Each recipe is preceded by a student’s letter and the author’s reply. The dishes are arranged by category from dips to soups and sandwiches to main dishes and desserts. Parents should note that these recipes are not designed to be assembled by children without adult supervision. The intent of this collection is to showcase a selection of authors’ favorite recipes, not to provide a working textbook for young chefs. With this in mind, be prepared to spend some time in the kitchen as an equipment manager, interpreter, assistant measurer, oven monitor and general dogsbody. You’ll have a blast and so will your culinary director. Christine Mix’s playful illustrations leaven the text while useful appendices clarify those knotty terminological problems and measurement equivalence issues that even bother the big kids from time to time. Bon appétit!
The Usborne Internet-Linked Children’s World Cookbook
Truly international and extremely well put together, this large book contains not only do-able recipes from nations far-flung as India, Ireland, and Australia, but also two-page colorful spreads on “Vegetables around the world,” “Cheeses from around the world,” and “Breads from around the world.” The recipes themselves are thoughtfully presented through text and diagram, and each page is a burst of beautifully laid out pictures of delectable delights. Also included are valuable internet links to more recipes, more info about food, and more about the countries and their traditional cuisines. I’ve tried several of the recipes, and if I can do them—any kid can. Top marks for this books.

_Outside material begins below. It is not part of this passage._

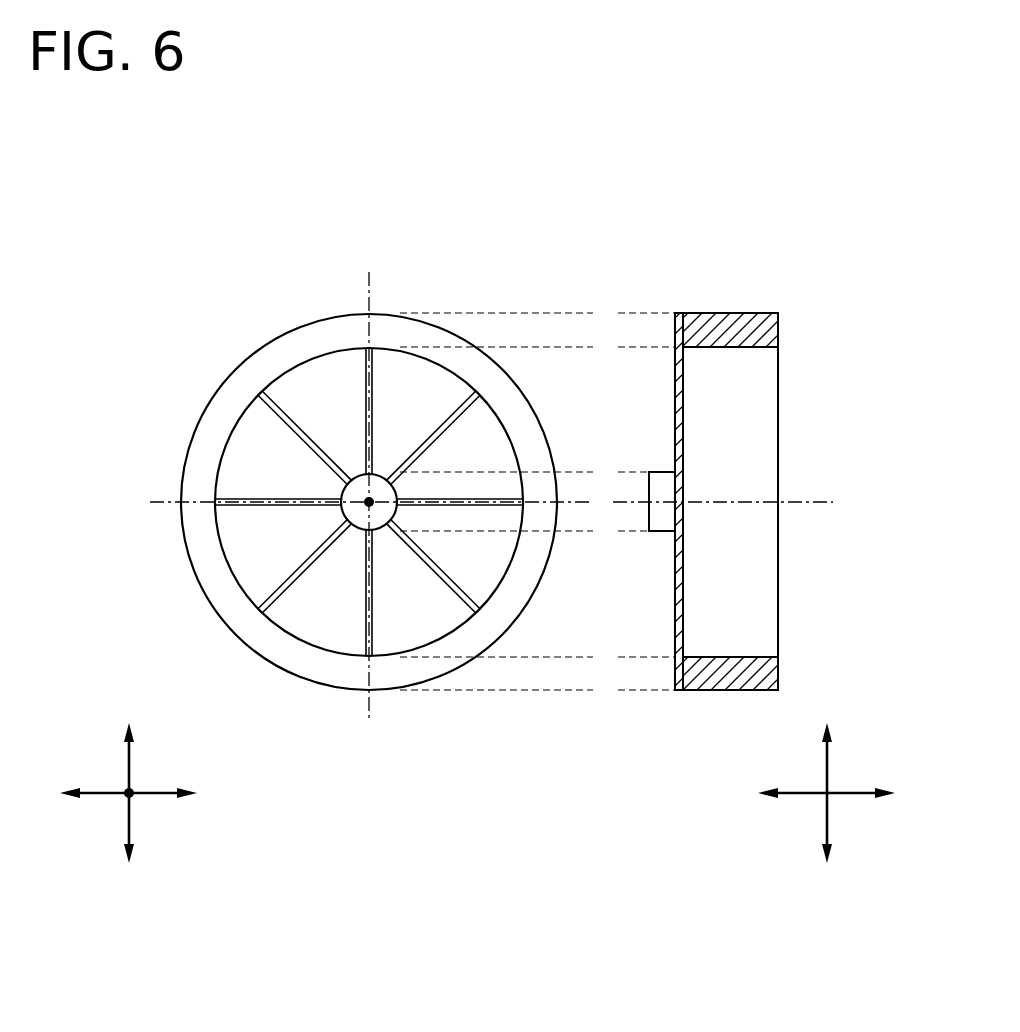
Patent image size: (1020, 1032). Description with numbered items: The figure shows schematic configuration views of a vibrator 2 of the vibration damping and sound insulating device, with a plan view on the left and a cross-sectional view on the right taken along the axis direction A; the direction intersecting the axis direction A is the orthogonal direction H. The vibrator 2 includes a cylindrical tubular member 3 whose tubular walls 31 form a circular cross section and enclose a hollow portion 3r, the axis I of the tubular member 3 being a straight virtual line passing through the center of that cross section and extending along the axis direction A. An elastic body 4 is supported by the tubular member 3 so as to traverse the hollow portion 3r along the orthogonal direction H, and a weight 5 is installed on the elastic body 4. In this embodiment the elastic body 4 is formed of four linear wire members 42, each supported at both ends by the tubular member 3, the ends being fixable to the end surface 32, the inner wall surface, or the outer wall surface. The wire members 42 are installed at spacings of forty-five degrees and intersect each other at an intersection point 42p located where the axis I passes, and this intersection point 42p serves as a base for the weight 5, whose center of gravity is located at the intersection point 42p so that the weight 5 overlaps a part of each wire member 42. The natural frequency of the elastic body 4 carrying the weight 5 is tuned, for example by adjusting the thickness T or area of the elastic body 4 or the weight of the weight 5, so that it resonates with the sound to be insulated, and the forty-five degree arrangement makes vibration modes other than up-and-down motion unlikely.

Beni’s Family Cookbook for the Jewish Holidays
You don’t have to be Jewish to enjoy this warm-hearted and delicious foray into traditional Jewish holiday cooking. It helps, of course. But who’s not going to like chicken soup and latkes? Every Jewish holiday has a group of dishes associated with it. Food and holidays, what could be more natural? Jane Breskin Zalben digs into her family’s extensive trove of recipes spanning four generations of cooks to present us with these loving renditions of classic Jewish cookery. The baked goods alone are to die for. You want to learn how to make rugelach? You came to the right place. And who would have thought that you could leaven matzoh balls with club soda? No more excuses for leaden dumplings! All this food is served up by Zalben’s family of Jewish bears, Beni, Sara, Rosie and the rest of the gang already beloved by readers of the Beni stories. While the recipes have real child appeal, no attempt is made to render them more accessible to young chefs and adults should be prepared to assist when the services of an experienced cook are called for. It’s worth noting that the dishes represented here come from both the Ashkenazic and Sephardic traditions – plenty of variety. Eat in good health!